最初はそれが何のことなのかわからなかったし、女の名前すらわからなかった。
しかし眩しい光の中にいるその女の顔を見つめているうちにその名前を思い出した。

「あ、あ、あんたたたたたたは、にいにいにいがき、りささささささ」
「私の名前はいいいからさ。

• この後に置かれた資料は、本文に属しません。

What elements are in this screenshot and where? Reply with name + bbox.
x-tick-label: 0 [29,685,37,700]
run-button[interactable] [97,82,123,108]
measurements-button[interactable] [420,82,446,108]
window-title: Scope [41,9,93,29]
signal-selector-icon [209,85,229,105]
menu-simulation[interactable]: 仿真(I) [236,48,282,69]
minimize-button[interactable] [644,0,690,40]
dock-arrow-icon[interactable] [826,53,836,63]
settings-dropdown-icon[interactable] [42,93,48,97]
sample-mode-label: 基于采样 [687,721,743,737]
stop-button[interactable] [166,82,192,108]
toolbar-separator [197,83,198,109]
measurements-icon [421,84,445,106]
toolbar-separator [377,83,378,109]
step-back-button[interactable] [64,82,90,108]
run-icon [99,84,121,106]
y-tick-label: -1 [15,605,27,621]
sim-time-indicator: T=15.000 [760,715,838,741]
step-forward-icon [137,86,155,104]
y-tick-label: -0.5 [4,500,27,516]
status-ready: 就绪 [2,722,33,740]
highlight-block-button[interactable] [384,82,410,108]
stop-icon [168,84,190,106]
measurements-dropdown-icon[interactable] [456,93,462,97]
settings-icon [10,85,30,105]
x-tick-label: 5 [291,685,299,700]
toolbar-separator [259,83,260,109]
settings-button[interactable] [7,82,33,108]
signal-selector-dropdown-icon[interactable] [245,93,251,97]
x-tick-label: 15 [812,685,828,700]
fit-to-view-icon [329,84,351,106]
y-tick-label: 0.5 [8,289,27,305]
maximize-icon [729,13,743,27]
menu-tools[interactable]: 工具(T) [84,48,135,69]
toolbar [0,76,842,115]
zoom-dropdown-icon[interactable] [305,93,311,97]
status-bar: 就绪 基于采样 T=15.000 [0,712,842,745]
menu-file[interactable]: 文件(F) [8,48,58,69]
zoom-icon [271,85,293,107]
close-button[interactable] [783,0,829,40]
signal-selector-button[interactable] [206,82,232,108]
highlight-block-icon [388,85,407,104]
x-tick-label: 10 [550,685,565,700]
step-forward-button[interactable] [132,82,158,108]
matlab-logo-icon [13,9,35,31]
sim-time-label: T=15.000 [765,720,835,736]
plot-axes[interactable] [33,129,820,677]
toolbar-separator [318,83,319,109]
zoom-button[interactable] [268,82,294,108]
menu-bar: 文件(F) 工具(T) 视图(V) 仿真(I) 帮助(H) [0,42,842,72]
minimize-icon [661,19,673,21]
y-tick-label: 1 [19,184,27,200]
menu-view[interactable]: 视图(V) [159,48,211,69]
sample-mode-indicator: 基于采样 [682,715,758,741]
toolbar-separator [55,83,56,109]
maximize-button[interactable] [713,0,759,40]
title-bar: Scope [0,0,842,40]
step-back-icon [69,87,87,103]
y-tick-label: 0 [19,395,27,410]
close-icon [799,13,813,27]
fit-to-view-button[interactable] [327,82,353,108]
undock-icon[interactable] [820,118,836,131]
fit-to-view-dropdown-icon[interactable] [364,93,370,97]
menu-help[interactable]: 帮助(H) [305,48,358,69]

リゾナンターの情報をあんた達に流した人間の名前を教えてくれる?」
「ひう、ひう、ひいますからから、たたたたたたすけけけけてえ」

【精神操作】によって数千年の孤独を味わった男が明かした名を聞いた里沙は得心した。
以前から芳しくない噂を耳にしていた政府高官。
収集していた状況証拠と照らし合わせれば、彼は内通者というよりも首謀者に近い存在だ。
しかし司直の手が及ぶことはない。
組織を細分化し、情報網を意図的に錯綜させることで、自分と実行犯グループとの関わりを隔絶に近いレベルまで偽装しているようだ。

…ていうことはどんな手段を用いてもあいつを潰さなければこういうテロは何度でも起こりうるってことだよね?

里沙は歯が抜け落ち、瞳が混濁し、麻痺した筋肉を抱えて苦悶する男の残骸から目を逸らした。
五感をシャットダウンし、体内時計を狂わせ無限ループをしかける。
それだけのことで人の器は容易に壊せる。
しかしそれだけのことをいまだかつて行ったことはなかった。
自分のチカラの本当の恐ろしさを認識してからその行使には常に注意してきた。
しかし、これまで守ってきた一線をなんともあっけなく破ってしまった。

生涯の戦友や年下の相方。
同世代の後輩に異邦から来た同胞。
何人もの仲間が傷つき倒れ去っていっても冷静さを作れていた自分の心が今、どす黒く燃え盛っている。

…なんのことはない。 私の精神も知らない間にあんたに焼かれてたのかもしんないね

里沙はオフにしていたイリジウムの衛星携帯電話の電源を入れる。
するとそれを待っていたように、着信が入る。
それはリゾナンターを直接管轄する省庁からの連絡だった。
新たに起こり得るテロの第二波へのリゾナンターの投入の是非を里沙に問うていた。

本来権限の無い里沙にこんな連絡が来たということが、政府内の混乱とリゾナンターの戦略的価値を物語っている。
あっさりと戦線投入を許諾した里沙を電話の向こうでは訝しんだ。
てっきり拒絶されると思っていたようだ。

…あっちの戦力にも限りはある。
第一波と同じ規模のテロは何度も起こせない。
第二波、第三波と小規模な攻撃を仕掛けて、その対応で疲弊したところで勝負をかけてくる。
だったら第二波への介入は比較的危険性は少ない筈。
それに、私がこれからやろうとすることの巻沿いにならないようにアリバイにもなるしね。

破壊されながら炎上を免れた車から抜いたガソリンで衣梨奈の遺骸を火葬することにした。
まだ混乱した状況は続く。
平静を取り戻した官憲によって衣梨奈が回収される前に、さっきの奴らの仲間がまた湧いてくるかもしれない。
それでは地獄に咲いた可憐な花が手折られ、踏みにじられてしまうではないか。
だったらせめて自分の手で送ってやりたいと里沙は思った。

…ほんとうはみんなと最期の別れをするまでそばにいて守ってあげたいんだけどね。
でも、それじゃあんたの守りたかったものは守れない。
だからこうするよ。
文句はこの地獄を突き抜けた先のどこかでいくらでも聞いてあげるからさ。

燃え盛る弔いの火を背に里沙は歩き出す。
その先には法の手の及ばない悪の根源が待っている。
花の名前とその色と形は心に灼きつけた。

…ナマタ、一緒に行こう。
つまらない戦争をさっさと終わらせて、たとえ束の間でもいい。
平和ってやつをこの世界にもたらしてやろうよ。